BY GABE LICHT
The past week was full of meetings, five in total, with four of them coming within a 24-hour window.
Covering meetings is an important part of being an editor. Not only can the agenda items make news, but meetings are also a good place to find leads for future stories.
That was the case with some of the meetings I covered this week, and I am thankful for those instances.
But, there was also a meeting that was quite frustrating to cover. It wasn’t frustrating because of the governing body’s decision, or even their discussion. It was frustrating because, at times, I could not hear said discussion, and I even had to ask for their decision to be repeated because I could not hear it over the dull roar of the crowd.
In case you haven’t guessed, I’m referencing the Franklin Township Board meeting regarding proposed solar gardens.
I understand the emotion surrounding this issue. Many people find solar panels to be unattractive and have concerns about stray voltage, the long-term effects of a solar garden on agricultural land, and whether or not these companies pay their fair share in taxes, among other concerns.
The supervisors heard those concerns, and echoed some of them, but, ultimately can’t do much about them beyond voicing them to the powers that be at the county level.
So, I guess my question is, was it constructive to debate the issue at the township level for more than an hour and a half? Is it worth it to raise your voice to the point of yelling just to make a point?
I would argue that it is neither constructive nor is it worth it to do so.
But, I’m also not going to voice my frustrations without offering a solution.
So, here it is: voice your opinion to those with the final say, and even those who have authority over those people.
I am talking about the Wright County Planning Commission, Wright County Board, and Minnesota legislators.
The planning commission will make a decision about two properties in question during a meeting at 7:30 p.m. Thursday at the Wright County Government Center.
My advice to those with opinions about solar gardens in Franklin Township is to take your turns at the podium during that meeting.

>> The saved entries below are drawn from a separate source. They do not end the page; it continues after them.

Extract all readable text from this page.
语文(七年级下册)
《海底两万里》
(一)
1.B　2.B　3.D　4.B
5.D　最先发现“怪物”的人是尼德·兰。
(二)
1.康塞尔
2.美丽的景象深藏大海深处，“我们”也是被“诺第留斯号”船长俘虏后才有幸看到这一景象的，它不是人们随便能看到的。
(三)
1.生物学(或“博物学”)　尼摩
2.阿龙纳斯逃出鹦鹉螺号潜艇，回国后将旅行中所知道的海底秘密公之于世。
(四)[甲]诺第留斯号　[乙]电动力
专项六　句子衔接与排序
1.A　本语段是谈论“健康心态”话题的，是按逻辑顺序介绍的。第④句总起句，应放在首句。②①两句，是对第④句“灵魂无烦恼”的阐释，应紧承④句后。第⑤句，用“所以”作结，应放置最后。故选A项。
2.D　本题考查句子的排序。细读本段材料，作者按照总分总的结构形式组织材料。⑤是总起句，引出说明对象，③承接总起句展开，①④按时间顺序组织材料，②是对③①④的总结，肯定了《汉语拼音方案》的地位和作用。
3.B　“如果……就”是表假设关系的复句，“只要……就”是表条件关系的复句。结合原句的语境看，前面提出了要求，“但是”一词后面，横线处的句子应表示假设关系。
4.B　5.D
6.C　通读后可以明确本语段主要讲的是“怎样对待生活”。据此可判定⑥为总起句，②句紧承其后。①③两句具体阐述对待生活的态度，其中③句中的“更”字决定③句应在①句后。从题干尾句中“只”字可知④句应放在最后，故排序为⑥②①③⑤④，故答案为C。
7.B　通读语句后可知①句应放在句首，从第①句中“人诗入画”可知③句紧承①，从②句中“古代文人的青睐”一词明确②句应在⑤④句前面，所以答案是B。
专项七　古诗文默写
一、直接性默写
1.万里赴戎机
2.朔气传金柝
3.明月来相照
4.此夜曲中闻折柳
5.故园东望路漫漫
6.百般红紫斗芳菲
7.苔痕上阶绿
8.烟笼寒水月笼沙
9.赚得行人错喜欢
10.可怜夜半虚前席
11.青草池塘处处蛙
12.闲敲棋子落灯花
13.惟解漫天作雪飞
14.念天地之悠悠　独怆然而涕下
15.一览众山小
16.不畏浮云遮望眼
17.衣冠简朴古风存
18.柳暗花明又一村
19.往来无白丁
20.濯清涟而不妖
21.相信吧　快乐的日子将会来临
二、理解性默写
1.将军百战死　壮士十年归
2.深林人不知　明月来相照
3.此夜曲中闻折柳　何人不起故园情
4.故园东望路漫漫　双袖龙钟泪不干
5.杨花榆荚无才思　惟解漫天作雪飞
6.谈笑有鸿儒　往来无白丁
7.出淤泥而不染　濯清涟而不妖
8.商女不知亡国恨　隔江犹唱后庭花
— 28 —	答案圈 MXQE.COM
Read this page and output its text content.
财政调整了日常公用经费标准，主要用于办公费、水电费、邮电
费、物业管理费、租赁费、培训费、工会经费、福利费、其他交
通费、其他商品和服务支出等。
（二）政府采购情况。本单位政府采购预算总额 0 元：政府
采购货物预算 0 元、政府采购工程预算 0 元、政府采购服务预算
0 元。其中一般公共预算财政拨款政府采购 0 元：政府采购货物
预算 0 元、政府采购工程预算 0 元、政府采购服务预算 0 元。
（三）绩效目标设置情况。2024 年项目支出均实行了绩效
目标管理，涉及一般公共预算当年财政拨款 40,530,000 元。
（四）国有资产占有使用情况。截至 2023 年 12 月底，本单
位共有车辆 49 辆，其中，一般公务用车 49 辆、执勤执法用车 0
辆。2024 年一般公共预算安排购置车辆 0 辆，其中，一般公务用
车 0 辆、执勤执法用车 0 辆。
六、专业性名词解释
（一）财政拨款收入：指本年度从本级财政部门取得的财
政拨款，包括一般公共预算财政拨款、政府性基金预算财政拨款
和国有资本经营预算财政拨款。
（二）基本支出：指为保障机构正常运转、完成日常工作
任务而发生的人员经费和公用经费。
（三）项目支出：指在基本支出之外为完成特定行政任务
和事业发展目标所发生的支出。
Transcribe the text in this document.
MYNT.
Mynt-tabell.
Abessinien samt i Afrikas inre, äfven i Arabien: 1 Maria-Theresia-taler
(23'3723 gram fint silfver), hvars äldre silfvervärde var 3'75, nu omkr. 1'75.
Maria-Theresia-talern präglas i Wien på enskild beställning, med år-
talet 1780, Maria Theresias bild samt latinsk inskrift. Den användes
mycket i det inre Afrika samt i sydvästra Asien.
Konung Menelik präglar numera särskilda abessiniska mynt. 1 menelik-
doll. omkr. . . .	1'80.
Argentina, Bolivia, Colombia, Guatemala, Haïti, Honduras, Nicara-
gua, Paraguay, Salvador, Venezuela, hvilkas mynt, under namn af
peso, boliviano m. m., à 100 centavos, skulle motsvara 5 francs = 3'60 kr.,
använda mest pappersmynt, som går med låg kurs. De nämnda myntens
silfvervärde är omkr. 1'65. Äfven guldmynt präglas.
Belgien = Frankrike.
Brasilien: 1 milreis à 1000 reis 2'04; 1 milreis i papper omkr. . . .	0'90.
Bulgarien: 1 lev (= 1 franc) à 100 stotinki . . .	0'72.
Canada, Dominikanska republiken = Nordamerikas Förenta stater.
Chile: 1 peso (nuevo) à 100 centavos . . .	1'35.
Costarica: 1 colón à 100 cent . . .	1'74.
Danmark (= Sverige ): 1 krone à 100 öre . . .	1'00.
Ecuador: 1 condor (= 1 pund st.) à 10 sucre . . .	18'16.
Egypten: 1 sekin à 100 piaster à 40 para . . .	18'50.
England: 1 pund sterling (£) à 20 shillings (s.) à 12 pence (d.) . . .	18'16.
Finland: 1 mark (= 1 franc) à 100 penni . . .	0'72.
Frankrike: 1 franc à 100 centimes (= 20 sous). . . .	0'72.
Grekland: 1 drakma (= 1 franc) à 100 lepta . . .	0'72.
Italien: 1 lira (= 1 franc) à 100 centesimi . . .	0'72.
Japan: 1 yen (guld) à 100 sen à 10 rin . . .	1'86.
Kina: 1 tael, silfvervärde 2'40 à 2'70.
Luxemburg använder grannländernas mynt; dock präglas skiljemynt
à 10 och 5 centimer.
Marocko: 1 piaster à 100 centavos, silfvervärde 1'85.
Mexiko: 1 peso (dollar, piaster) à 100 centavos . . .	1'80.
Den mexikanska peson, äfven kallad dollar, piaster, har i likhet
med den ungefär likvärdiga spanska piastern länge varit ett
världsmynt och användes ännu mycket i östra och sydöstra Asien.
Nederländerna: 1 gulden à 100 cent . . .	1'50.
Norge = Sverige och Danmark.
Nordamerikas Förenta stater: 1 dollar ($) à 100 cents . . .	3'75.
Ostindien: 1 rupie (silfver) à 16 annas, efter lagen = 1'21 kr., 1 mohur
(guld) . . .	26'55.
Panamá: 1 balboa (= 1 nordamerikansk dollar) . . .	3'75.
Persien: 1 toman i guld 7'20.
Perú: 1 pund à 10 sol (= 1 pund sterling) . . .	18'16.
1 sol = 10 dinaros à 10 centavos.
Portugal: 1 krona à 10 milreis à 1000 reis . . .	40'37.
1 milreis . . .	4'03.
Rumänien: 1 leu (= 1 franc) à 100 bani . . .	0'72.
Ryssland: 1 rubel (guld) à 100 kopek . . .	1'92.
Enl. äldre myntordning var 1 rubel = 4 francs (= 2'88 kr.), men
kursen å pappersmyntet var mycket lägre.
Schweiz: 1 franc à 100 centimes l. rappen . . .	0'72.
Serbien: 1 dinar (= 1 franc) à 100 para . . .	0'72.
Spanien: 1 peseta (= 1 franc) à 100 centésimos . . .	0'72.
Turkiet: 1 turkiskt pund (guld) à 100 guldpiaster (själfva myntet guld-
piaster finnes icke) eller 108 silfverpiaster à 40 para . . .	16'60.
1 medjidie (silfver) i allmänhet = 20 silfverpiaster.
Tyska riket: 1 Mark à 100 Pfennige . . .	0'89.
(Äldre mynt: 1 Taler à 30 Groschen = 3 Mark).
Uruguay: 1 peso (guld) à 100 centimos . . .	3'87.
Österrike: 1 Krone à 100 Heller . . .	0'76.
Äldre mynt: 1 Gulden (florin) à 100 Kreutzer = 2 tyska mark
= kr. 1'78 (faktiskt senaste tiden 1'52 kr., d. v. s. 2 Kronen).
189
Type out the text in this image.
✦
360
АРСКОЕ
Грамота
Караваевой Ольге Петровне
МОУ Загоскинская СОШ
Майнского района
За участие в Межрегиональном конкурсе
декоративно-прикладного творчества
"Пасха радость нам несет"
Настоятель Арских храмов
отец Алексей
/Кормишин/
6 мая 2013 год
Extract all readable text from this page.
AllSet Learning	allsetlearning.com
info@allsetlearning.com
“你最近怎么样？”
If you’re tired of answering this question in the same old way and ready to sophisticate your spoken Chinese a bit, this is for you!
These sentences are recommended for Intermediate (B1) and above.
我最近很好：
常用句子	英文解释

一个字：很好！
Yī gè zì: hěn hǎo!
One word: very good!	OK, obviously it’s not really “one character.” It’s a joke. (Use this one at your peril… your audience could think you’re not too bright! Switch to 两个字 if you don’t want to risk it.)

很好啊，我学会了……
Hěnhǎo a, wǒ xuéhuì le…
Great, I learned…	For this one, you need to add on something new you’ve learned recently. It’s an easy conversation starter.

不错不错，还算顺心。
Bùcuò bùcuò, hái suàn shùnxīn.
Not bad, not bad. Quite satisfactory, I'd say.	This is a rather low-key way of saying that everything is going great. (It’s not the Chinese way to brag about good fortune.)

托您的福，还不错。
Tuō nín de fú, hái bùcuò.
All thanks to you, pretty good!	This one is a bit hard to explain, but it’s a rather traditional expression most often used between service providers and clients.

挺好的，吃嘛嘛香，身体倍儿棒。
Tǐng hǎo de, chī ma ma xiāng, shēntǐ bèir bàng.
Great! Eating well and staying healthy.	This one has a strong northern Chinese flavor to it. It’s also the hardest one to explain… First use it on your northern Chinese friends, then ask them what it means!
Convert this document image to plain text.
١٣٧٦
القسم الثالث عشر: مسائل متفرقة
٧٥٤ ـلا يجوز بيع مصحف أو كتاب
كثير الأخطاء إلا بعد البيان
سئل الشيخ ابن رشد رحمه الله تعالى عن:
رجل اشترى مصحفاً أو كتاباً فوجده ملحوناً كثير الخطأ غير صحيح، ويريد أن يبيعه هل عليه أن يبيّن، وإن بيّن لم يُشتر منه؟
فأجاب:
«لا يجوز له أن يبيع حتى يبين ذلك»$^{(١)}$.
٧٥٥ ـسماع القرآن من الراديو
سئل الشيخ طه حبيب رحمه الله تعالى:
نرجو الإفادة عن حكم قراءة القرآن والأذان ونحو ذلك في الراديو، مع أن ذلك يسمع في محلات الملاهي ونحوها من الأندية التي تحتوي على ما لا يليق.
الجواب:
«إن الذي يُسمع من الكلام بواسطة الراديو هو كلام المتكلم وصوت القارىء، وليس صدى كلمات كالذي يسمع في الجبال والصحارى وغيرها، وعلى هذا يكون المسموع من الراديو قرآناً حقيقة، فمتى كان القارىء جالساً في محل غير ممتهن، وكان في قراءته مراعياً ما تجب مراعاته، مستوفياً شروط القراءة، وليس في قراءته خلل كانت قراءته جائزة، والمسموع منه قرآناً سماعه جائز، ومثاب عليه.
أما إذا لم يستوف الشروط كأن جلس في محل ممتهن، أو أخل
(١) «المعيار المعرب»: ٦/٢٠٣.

After the planning commission, the Wright County Board will take that decision into consideration and make a final decision, so it would probably be worth it to contact them, as well.
If you’re concerned about the zoning of solar gardens, you may want to go a step further and contact Rep. Joe McDonald and Sen. Bruce Anderson, because the state allows solar gardens to be on agricultural land.
Take the energy and passion you have and turn it into a letter or conversation with some of these decision makers.
Doing so is your right, so I hope you take advantage of it.
Now, don’t get me wrong, it is also your right to voice your opinions at township meetings. I’m not speaking out against that right, I am just encouraging people to speak out in the right way at these venues: respectively and constructively.